Much of the problem boils down to an over-powerful executive in a heavily-centralised system. Now imagine if leaders could no longer rely on patronage and party loyalty to deliver policies, let alone the pretence that a many-paged manifesto gives them a wide-ranging mandate, and instead had to trust the force of their argument and power of evidence in a far more fluid chamber. We have seen a flickering of parliamentary revival with the strengthening of select committees and use of public petitions. But how much better if careers depended more on pursuing reform, especially on cross-party basis, rather than asking patsy questions and toadying up to whips. If combined with reform of the voting system and further devolution of power around the country, we might even end up with a smarter political system that was more consensual and responsive to public need.

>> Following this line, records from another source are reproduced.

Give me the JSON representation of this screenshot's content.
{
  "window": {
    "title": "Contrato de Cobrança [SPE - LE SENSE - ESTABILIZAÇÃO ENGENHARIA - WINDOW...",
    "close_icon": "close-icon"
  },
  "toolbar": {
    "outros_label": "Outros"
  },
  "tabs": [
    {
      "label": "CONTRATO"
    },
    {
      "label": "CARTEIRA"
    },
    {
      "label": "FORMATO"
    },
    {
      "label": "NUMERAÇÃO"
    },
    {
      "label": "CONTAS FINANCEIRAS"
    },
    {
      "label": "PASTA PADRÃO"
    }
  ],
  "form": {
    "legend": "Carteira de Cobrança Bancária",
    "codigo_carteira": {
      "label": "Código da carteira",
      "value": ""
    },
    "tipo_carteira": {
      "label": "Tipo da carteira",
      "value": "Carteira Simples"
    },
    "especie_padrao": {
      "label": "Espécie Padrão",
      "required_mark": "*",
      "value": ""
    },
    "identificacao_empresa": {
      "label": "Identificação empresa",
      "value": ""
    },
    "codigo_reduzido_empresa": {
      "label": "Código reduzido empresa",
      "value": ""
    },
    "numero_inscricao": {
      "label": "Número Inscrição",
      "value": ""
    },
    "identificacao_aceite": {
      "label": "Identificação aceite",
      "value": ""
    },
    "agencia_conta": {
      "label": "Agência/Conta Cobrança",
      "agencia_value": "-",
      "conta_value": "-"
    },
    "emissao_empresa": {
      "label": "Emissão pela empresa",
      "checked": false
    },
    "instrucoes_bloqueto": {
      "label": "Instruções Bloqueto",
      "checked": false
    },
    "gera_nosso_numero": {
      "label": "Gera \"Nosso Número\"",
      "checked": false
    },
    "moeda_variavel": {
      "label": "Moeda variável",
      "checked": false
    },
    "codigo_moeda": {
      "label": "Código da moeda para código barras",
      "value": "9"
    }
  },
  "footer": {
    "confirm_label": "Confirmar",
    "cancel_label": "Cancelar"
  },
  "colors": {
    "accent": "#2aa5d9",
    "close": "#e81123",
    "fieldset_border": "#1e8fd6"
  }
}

Technology is transforming politics, just as it is changing other aspects of life, but our political system is stuck firmly in the past. The electorate is tired of politicians who duck questions and chant cynical mantras dictated by spin doctors. Voters are not stupid; they know people do not think alike on all issues just because they wear the same coloured rosette at election time. Politicians need to treat people with more respect – and one way is to air their arguments in public, thereby embracing wider debate rather than fearing internal party discussion. The old approach is no longer sustainable in the social media age, as seen by the rise of politicians such as Jess Phillips and James Cleverly who dare expose their personalities in public rather than adopt the standard robotic pose. Even Corbyn’s popularity with younger voters was also down to being seen once to offer something authentic.
This Brexit paralysis is a bleak moment for Britain. We are a diminished nation with our bickering politicians, tarnished democracy and inability to find a sustainable solution at a time of national trauma. But if there are grounds for optimism, let us hope Cameron’s ultimate legacy with this divisive disaster is to shatter the two-party system and restore real power to a more responsive parliament over the executive. Ironically, it is possible he may have delivered the idea I suggested when standing in his office all those years ago – and this might just end up restoring a little of the lost trust in Westminster.